Einfach nur abartig, diese Szenerie mit den Trompetern vor dem Kreuz und der religiösen Show. Manchmal hat man wirklich das Gefühl, einen schlechten Science-Fiction-Film zu schauen, der mich immer wieder an “ The Handmaids Tale “ erinnert.

Gabi
Gabi
1 Monat zuvor

Konzentrationslager 2.0 das ist die neue 🇺🇸. Wer anders ist, eine andere Hautfarbe hat als weiss, ist nicht willkommen! Wer nicht absolut loyal mit MAGA ist ebenso nicht!
Project 2025 wird rasend schnell umgesetzt, und wenn das Volk es endlich kapiert, dann ist es vermutlich schon viel zu spät! Der American Dream ist zu einer Nightmare verkommen… während das amerikanische Volk sich viel zu zaghaft und leider auch zu wenig organisiert in Widerstand übt…. Das Erwachen wird brutal sein
Unterdessen ist die Regierung mit realitätsfernen Ideologien beschäftigt, während sich im asiatischen Raum ein Pakt formt, der uns allen noch das Fürchten lernen wird…
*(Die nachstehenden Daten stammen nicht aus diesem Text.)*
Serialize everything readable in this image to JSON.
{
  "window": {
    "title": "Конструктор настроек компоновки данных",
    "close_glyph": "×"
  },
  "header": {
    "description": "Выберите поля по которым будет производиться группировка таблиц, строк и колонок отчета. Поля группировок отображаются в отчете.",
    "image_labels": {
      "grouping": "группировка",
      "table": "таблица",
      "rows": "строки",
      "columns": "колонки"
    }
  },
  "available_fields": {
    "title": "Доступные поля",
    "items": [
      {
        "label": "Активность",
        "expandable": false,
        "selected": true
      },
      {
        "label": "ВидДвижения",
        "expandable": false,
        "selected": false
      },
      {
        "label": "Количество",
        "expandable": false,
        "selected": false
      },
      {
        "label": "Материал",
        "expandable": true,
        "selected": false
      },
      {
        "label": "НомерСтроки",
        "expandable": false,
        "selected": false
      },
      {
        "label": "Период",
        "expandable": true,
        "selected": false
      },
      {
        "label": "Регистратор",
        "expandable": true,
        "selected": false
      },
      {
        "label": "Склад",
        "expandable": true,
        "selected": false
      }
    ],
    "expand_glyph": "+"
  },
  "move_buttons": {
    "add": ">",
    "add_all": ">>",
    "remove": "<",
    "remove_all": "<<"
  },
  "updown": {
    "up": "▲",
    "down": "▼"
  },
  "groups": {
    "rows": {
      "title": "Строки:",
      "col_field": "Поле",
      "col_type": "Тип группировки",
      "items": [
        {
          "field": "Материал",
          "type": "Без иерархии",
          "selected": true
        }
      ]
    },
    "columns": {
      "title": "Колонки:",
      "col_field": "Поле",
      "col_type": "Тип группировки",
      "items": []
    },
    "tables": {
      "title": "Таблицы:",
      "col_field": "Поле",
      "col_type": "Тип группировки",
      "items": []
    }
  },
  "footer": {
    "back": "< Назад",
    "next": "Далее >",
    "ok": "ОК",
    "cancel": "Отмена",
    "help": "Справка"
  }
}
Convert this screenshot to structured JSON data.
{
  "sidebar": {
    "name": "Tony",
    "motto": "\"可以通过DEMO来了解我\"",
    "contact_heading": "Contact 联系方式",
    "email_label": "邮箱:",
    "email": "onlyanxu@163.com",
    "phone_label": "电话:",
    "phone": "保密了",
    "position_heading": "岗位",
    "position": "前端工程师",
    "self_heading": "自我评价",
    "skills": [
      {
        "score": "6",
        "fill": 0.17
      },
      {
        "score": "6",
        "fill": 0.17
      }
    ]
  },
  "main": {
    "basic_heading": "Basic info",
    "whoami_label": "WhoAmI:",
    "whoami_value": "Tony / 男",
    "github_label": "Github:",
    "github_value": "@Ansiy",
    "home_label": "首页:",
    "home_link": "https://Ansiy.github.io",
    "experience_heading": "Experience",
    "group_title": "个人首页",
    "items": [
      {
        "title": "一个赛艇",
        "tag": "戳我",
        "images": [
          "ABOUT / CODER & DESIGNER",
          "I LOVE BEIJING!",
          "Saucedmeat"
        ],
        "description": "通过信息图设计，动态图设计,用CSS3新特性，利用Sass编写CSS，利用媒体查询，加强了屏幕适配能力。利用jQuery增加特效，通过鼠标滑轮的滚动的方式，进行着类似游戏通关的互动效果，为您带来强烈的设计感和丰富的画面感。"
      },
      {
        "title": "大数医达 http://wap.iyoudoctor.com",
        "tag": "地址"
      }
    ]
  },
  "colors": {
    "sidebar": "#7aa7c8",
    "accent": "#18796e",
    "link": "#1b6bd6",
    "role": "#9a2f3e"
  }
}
Danke für Euren Artikel 🙏🏼, wie immer sehr gut recherchiert und sehr lesenswert.

Ela Gatto
Ela Gatto
1 Monat zuvor

Die Entmenschlichung mit „christlichen“ Segen.
Ja, das kann die Pro Life Partei sehr gut.

Ich hatte gar nicht mitbekommen, dass ein Berufungsgericht den Abbau von Alligator Alcatraz angeordnet hat.
Darüber berichtet die Medien hier nicht.

Die republikanische Staaten fühlen darum, wer das mieseste und grausamste Detention Center hat.
Da fließen Milliarden an Steuergeldern rein.
Und ein paar wenige private Investoren machen richtig Kohle mit diesem faschistischen Treuben.

Hätte es 1933 schon Social Media etc gegeben, hätte Hitler seine Konzentrationslager auch mit Begeisterung angepriesen.
Nur ohne die religiöse Komponente.

Wie tief muss man sinken, dass man bei solchen Aktionen nachts noch schlafen kann?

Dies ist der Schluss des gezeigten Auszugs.